Yes. In that she was very different from her siblings. I think that was what Mimi said about "her glamour gone".
Let's get the timeline straight, shall we? I am quite annoyed by many writers referring to that line to prove her "rebelliousness" and "unhappiness". Mimi visited in 1776. Other than that remark, which I don't find very credible at all, we have no other "guide" as to her looks,glamour, dressing style, etc. except for her portraits done 1776 onwards and that remark by an English traveler in 1783. Her portrait by Alexander Roslin looks good, arguably better than Mimi's by the same artist, and that was in 1778. We have at least two portraits seemingly done in her late 30s. Then her older portraits by Zoffany (1791) and Veiera (1795) and a few unnamed ones seemingly done by the 1790s. Certainly, by her mid/late 30s her facial features turned sharp, just like her sister Maria Anna's, but it seemed like a genetic thing because they shared similar physical problems, not because she was "miserable" (as Mimi seemed to imply) or out of rebellion/wildness or whatever else.
How is Maria Amalia different from her siblings then? I very much agree that she wasn't a fashion plate and could have dressed better. On the other hand, I think it is to her credit that she didn't, at least no one can accuse her of wasting money on such things.

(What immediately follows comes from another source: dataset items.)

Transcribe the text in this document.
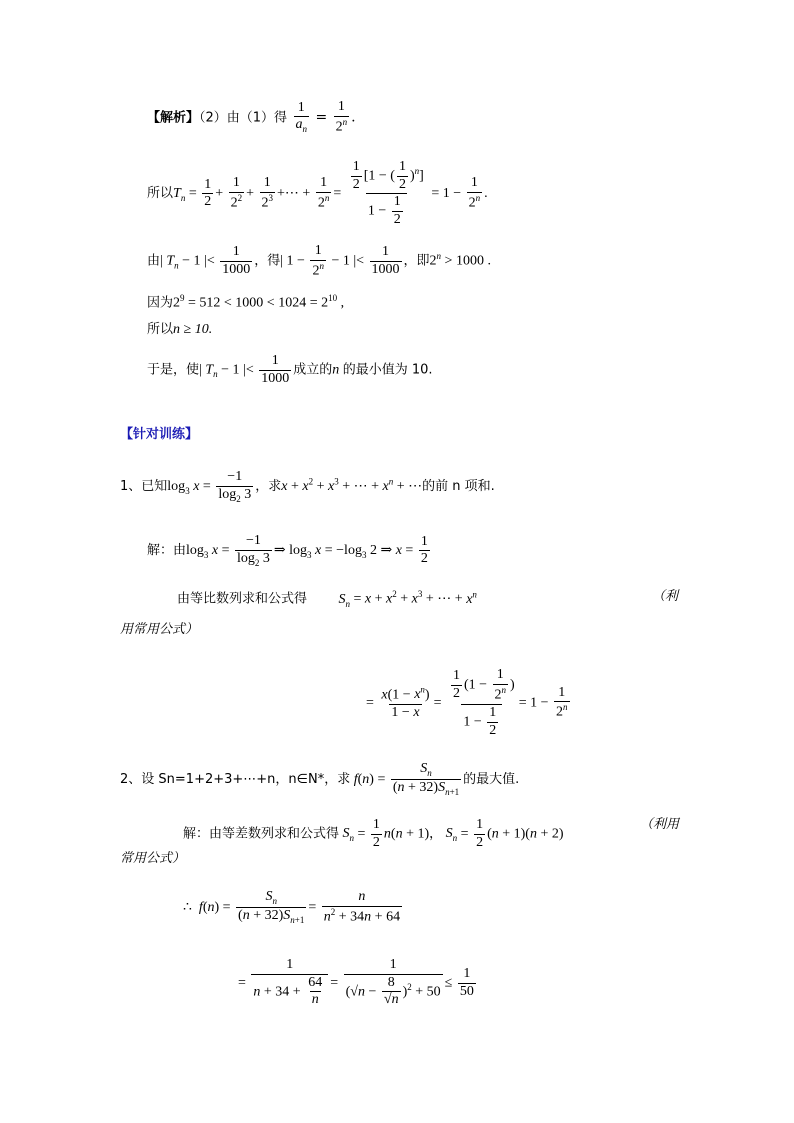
【解析】（2）由（1）得 $\frac{1}{a_n} = \frac{1}{2^n}$ .
所以$T_n = \frac{1}{2} + \frac{1}{2^2} + \frac{1}{2^3}$ +⋯ + $\frac{1}{2^n} = \frac{\frac{1}{2} [1 - ( \frac{1}{2} )^n]}{1 - \frac{1}{2}} = 1 - \frac{1}{2^n}$ .
由| $T_n - 1$ |< $\frac{1}{1000}$ ，得| $1 - \frac{1}{2^n} - 1$ |< $\frac{1}{1000}$ ，即$2^n > 1000$ .
因为$2^9 = 512 < 1000 < 1024 = 2^{10}$ ,
所以n ≥ 10.
于是，使| $T_n - 1$ |< $\frac{1}{1000}$ 成立的n 的最小值为 10.
【针对训练】
1、已知$\log_3 x = \frac{-1}{\log_2 3}$ ，求$x + x^2 + x^3$ + ⋯ + $x^n$ + ⋯的前 n 项和.
解：由$\log_3 x = \frac{-1}{\log_2 3}$ ⇒ $\log_3 x = -\log_3$ 2 ⇒ $x = \frac{1}{2}$
由等比数列求和公式得 $S_n = x + x^2 + x^3$ + ⋯ + $x^n$	（利
用常用公式）
= $\frac{x(1 - x^n)}{1 - x} = \frac{\frac{1}{2} (1 - \frac{1}{2^n} )}{1 - \frac{1}{2}} = 1 - \frac{1}{2^n}$
2、设 Sn=1+2+3+⋯+n，n∈N*，求 $f(n) = \frac{S_n}{(n + 32)S_{n+1}}$ 的最大值.
解：由等差数列求和公式得 $S_n = \frac{1}{2} n(n + 1)$， $S_n = \frac{1}{2} (n + 1)(n + 2)$
（利用
常用公式）
∴ $f(n) = \frac{S_n}{(n + 32)S_{n+1}} = \frac{n}{n^2 + 34n + 64}$
= $\frac{1}{n + 34 + \frac{64}{n}} = \frac{1}{(√n - \frac{8}{√n} )^2 + 50} \le \frac{1}{50}$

Marie Antoinette spent a lot on clothes and accessories but did that keep her young and good-looking (not that she was such a beauty in the first place) and we know that she was fat and looking older than her years by the mid-late 1780s. I have never read that Maria Carolina was such a fashion plate although she also patronised Rose Bertin and Leonard (Marie Antoinette's dressmaker and hairdresser); she wasn't also a beauty. I have no idea whether Mimi was fashionable but judging from a portrait (or was it an engraving?) I saw of her in Brussels, she was very fat and rather ugly by the early 1790s.